Beyond Copenhagen

Why Less May Be More in Global Climate Talks

Before last December's Copenhagen climate conference, expectations for an agreement went from sky high to rock bottom, eventually settling at some perplexing place in between. Last fall, I wrote in Foreign Affairs that the world should narrow its expectations for the conference and focus on three basic aims: setting a long-term global goal for emissions reductions; getting agreement on assistance to the poorest countries for adaptation to climate change; and establishing the foundations of a system for subjecting countries' domestic climate efforts to international monitoring, reporting, and verification.

If one uses this standard to judge Copenhagen, then the conference was a genuine, if limited and fragile, success. But the process that produced these achievements is broken. To fix it -- and to achieve real progress at the next climate summit, in Cancún, Mexico, at the end of the year -- countries should give up on the idea of a comprehensive and binding global deal in the near term and, at the same time, begin to look beyond the scope of the sprawling UN process.

In the accord that emerged in the final hours of the Copenhagen negotiations, participating countries agreed to a target of holding the rise of global temperatures to two degrees Celsius. Although a target for actual emissions cuts would, of course, have been more useful, this consensus does provide an important base on which to build future international efforts.

Countries pledged to devote $30 billion over the next three years to helping the world’s poorest countries deal with climate change. They also set a goal of raising $100 billion annually for climate assistance by 2020; that, however, is far more aspirational, and these funds would likely be tilted toward mitigation.

Countries should give up on the idea of a comprehensive and binding deal in the near term and, at the same time, begin to look beyond the scope of the sprawling UN process.

And all countries agreed to report their domestic emissions targets and mitigation actions in an international schedule, with each state’s efforts subject to review. This review process is to be defined, but if it involves analytical heft and mandatory cooperation, then such a system may provide the kind of verification that countries need in order to trust the process.

But the Copenhagen accord contained no country-by-country goals for reducing emissions; these, instead, would be worked out by January 31. Although many feared that the deal would collapse in the meantime, every major country ultimately delivered concrete political commitments by the deadline. Taken collectively, as many have pointed out, these pledges are insufficient to keep global temperatures under the two-degree target. But it is equally important to recognize that they do not rule it out, either: whether temperatures are held to a safe level depends not on what countries promise but on what they do.

Still, many of these promised targets, particularly those from most major developed countries, came with worrying preconditions.

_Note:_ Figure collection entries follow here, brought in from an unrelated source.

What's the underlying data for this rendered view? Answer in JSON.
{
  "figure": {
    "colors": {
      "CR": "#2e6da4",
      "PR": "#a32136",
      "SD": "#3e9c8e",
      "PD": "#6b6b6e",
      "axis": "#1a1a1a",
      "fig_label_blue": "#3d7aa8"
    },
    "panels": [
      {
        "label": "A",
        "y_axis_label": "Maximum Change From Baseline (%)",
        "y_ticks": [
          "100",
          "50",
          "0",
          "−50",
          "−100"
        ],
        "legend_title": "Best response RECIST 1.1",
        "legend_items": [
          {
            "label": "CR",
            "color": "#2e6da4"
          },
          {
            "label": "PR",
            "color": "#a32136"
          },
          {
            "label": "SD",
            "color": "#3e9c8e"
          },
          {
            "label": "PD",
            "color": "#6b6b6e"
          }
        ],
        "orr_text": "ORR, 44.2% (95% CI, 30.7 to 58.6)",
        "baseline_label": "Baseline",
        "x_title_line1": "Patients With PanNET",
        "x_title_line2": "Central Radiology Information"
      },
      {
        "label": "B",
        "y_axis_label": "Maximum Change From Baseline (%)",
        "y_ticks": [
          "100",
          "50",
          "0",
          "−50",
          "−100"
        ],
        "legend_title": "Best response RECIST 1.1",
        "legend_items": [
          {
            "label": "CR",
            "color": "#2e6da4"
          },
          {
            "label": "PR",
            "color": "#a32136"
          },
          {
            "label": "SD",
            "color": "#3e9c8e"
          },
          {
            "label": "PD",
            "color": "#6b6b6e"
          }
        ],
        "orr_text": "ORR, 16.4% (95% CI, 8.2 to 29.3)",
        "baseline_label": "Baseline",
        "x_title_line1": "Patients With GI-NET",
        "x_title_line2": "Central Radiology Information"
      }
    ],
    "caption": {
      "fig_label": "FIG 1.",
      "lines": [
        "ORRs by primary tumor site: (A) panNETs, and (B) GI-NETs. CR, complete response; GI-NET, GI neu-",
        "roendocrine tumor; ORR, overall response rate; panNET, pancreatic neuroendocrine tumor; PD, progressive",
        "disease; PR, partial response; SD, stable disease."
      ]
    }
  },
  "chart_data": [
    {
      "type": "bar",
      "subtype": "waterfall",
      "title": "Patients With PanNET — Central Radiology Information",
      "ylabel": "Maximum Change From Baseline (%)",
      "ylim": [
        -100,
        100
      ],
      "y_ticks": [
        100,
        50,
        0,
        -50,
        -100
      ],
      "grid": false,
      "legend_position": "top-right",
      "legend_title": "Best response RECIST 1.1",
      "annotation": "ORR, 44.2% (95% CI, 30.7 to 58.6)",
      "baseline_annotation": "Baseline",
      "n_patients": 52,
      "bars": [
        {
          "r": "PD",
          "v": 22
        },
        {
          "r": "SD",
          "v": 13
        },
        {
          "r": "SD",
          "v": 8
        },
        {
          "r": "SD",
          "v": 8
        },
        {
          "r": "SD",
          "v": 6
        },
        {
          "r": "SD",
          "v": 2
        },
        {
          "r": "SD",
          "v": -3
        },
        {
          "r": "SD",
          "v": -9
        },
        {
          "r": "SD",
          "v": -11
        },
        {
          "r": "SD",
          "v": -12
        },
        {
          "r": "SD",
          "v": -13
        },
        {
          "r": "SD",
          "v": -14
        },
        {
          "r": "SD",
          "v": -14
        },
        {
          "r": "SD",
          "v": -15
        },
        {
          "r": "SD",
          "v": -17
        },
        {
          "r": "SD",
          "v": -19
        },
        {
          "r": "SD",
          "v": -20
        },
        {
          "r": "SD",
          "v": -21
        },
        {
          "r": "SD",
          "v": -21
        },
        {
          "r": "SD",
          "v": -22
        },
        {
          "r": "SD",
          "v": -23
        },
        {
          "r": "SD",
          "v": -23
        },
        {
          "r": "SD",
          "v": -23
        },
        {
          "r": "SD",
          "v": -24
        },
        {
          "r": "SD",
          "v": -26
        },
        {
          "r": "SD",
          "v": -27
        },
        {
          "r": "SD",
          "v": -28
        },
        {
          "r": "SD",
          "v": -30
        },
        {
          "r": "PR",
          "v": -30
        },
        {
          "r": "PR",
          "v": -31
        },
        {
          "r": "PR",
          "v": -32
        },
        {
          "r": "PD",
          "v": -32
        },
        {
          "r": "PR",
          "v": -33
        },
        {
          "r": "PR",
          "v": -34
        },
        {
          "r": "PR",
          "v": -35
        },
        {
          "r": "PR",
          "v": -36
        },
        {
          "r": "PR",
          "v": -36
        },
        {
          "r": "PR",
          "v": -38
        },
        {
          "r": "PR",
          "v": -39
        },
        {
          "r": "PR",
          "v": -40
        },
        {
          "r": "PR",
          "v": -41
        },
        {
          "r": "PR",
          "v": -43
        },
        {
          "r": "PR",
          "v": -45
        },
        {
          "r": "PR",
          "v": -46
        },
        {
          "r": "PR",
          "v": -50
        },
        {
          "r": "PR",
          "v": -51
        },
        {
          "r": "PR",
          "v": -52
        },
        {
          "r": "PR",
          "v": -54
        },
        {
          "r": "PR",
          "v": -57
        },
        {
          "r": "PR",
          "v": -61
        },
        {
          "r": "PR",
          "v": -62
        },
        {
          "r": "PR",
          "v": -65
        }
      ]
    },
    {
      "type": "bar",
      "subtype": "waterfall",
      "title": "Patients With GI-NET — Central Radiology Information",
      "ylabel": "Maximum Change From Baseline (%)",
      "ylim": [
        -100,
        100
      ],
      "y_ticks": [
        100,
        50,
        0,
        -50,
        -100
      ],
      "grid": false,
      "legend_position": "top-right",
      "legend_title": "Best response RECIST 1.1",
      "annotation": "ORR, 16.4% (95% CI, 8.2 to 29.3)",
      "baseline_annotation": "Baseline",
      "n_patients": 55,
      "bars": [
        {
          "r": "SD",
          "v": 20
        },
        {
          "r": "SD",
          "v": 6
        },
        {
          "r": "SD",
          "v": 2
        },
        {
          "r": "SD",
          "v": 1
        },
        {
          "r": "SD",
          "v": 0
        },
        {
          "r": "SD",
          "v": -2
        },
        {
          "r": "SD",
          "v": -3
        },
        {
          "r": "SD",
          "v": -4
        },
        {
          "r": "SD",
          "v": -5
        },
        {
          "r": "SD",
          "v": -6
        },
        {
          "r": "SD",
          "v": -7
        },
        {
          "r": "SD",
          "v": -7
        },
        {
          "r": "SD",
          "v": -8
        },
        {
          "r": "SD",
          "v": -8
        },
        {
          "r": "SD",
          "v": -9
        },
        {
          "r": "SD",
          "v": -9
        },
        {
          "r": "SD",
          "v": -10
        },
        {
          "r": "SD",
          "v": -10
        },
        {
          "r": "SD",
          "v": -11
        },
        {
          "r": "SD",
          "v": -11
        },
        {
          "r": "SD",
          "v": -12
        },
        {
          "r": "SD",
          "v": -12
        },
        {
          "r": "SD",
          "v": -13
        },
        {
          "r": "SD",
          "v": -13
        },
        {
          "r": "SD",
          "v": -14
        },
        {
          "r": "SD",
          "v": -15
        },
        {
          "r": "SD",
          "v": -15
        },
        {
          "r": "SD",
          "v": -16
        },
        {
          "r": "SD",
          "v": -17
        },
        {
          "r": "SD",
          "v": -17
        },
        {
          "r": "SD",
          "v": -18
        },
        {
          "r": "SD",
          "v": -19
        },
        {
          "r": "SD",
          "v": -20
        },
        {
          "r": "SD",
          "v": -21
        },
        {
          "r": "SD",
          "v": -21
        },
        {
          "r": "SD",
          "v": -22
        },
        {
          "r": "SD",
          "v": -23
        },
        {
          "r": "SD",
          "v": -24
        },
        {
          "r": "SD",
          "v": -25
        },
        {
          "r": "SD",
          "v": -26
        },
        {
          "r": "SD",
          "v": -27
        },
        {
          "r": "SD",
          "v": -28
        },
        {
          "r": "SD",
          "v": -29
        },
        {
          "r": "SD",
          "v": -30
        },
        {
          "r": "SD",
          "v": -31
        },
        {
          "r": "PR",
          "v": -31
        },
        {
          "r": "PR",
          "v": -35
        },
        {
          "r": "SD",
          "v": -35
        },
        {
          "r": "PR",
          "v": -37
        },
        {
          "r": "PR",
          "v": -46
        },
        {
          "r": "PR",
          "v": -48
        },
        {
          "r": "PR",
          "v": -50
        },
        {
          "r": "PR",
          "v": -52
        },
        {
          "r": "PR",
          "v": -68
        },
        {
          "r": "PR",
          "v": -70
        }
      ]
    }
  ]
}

In particular, Australia, the European Union, and Japan submitted pledges that are entirely or in part contingent on the achievement of a sufficiently strong global climate deal -- their exact positions before Copenhagen. This is a bit ridiculous. Copenhagen, for all its flaws, already represents a global climate deal. If it is not sufficient to trigger these countries’ commitments, what would be? By not answering this question, these states are suggesting that Copenhagen is not actually a deal of any sort. China and India, meanwhile, have submitted goals but have not formally “associated” themselves with the Copenhagen Accord, which means that the whole agreement may still collapse.

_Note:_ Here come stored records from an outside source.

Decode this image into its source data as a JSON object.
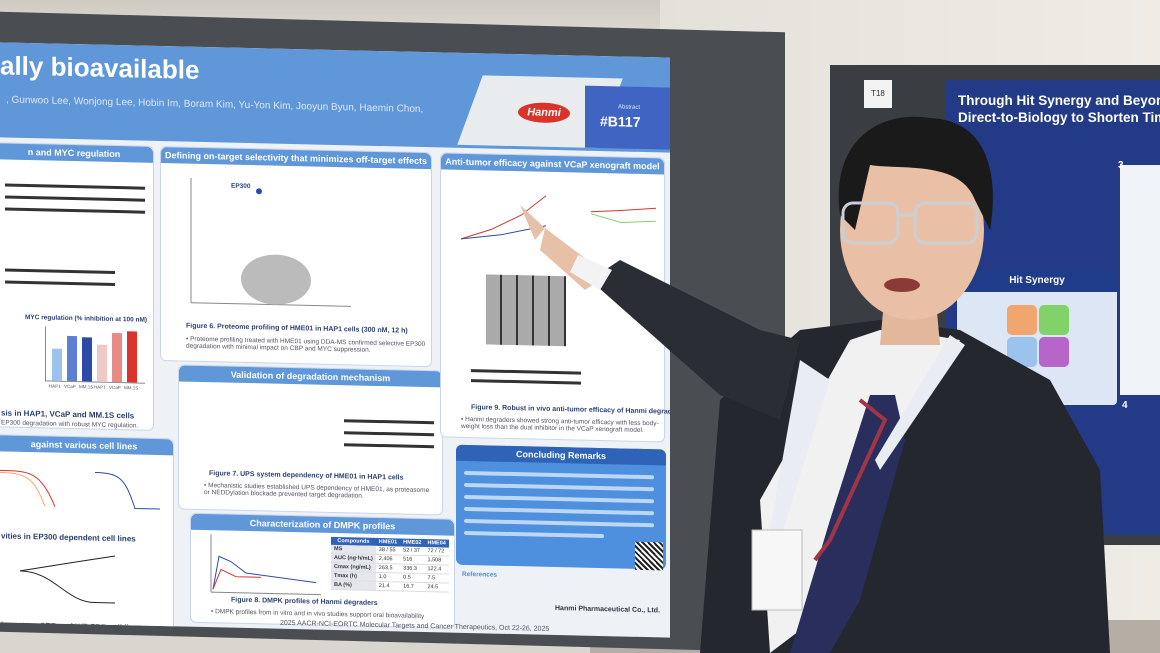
{
  "poster": {
    "title": "ally bioavailable",
    "authors": ", Gunwoo Lee, Wonjong Lee, Hobin Im, Boram Kim, Yu-Yon Kim, Jooyun Byun, Haemin Chon,",
    "logo": "Hanmi",
    "abstract_label": "Abstract",
    "abstract_number": "#B117",
    "sections": {
      "myc_regulation": "n and MYC regulation",
      "selectivity": "Defining on-target selectivity that minimizes off-target effects",
      "antitumor": "Anti-tumor efficacy against VCaP xenograft model",
      "degradation": "Validation of degradation mechanism",
      "cell_lines": "against various cell lines",
      "dmpk": "Characterization of DMPK profiles",
      "concluding": "Concluding Remarks"
    },
    "myc_chart_title": "MYC regulation (% inhibition at 100 nM)",
    "myc_bars": [
      {
        "label": "HAP1",
        "value": 65,
        "color": "#9cc3ec"
      },
      {
        "label": "VCaP",
        "value": 90,
        "color": "#5b7fd4"
      },
      {
        "label": "MM.1S",
        "value": 88,
        "color": "#2c4aa8"
      },
      {
        "label": "HAP1",
        "value": 75,
        "color": "#f0c9c6"
      },
      {
        "label": "VCaP",
        "value": 98,
        "color": "#e98a85"
      },
      {
        "label": "MM.1S",
        "value": 102,
        "color": "#d9352e"
      }
    ],
    "captions": {
      "left_analysis": "sis in HAP1, VCaP and MM.1S cells",
      "left_analysis_text": "EP300 degradation with robust MYC regulation.",
      "activities": "vities in EP300 dependent cell lines",
      "mutant": "in mutant-CBP and WT-CBP cell lines",
      "fig6": "Figure 6. Proteome profiling of HME01 in HAP1 cells (300 nM, 12 h)",
      "fig6_text": "• Proteome profiling treated with HME01 using DDA-MS confirmed selective EP300 degradation with minimal impact on CBP and MYC suppression.",
      "fig7": "Figure 7. UPS system dependency of HME01 in HAP1 cells",
      "fig7_text": "• Mechanistic studies established UPS dependency of HME01, as proteasome or NEDDylation blockade prevented target degradation.",
      "fig8": "Figure 8. DMPK profiles of Hanmi degraders",
      "fig8_text": "• DMPK profiles from in vitro and in vivo studies support oral bioavailability",
      "fig9": "Figure 9. Robust in vivo anti-tumor efficacy of Hanmi degraders",
      "fig9_text": "• Hanmi degraders showed strong anti-tumor efficacy with less body-weight loss than the dual inhibitor in the VCaP xenograft model."
    },
    "dmpk_table": {
      "headers": [
        "Compounds",
        "HME01",
        "HME02",
        "HME04"
      ],
      "rows": [
        [
          "MS",
          "38 / 55",
          "52 / 37",
          "72 / 72"
        ],
        [
          "AUC (ng·h/mL)",
          "2,406",
          "516",
          "1,508"
        ],
        [
          "Cmax (ng/mL)",
          "263.5",
          "336.3",
          "122.4"
        ],
        [
          "Tmax (h)",
          "1.0",
          "0.5",
          "7.5"
        ],
        [
          "BA (%)",
          "21.4",
          "16.7",
          "24.5"
        ]
      ]
    },
    "volcano_label": "EP300",
    "references_title": "References",
    "company": "Hanmi Pharmaceutical Co., Ltd.",
    "footer": "2025 AACR-NCI-EORTC Molecular Targets and Cancer Therapeutics, Oct 22-26, 2025"
  },
  "right_poster": {
    "title_line1": "Through Hit Synergy and Beyond! Int",
    "title_line2": "Direct-to-Biology to Shorten Time to",
    "section": "Hit Synergy",
    "board_number": "T18",
    "panel_number_3": "3",
    "panel_number_4": "4"
  }
}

Regardless of how this is resolved, Copenhagen did make several fundamental points clear. First, progress on climate change depends on leaders. Copenhagen would have been a complete bust if national leaders such as U.S. President Barack Obama and Chinese Premier Wen Jiabao had not stepped in on the last day of talks to make compromises that their own negotiators were unwilling to consider. Second, any global summit with nearly 200 countries requiring near unanimity is inherently unwieldy. As a result, relying on the United Nations as the only forum for serious climate decisions will ensure that few actual decisions are taken.

But most countries retain a strong attachment to the UN process, whether for substantive reasons (China, which uses it to hold on to its “developing nation” status to avoid obligations) or political ones (the EU, which has made public commitments to the UN process that would be hard to reverse). In addition, the UN mechanism does have one advantage that policymakers should remember: it amplifies the voices of vulnerable developing nations, which makes it difficult for countries such as China to resist taking action in the name of defending the interests of those states. Instead of moving to fully replace the UN process, therefore, countries should instead supplement it with more streamlined forums.

Copenhagen also revealed that sharply focused issues such as deforestation are easier to manage. At the conference, countries agreed on a detailed set of rules to avoid deforestation, although they were ultimately shelved at the last minute for technical reasons.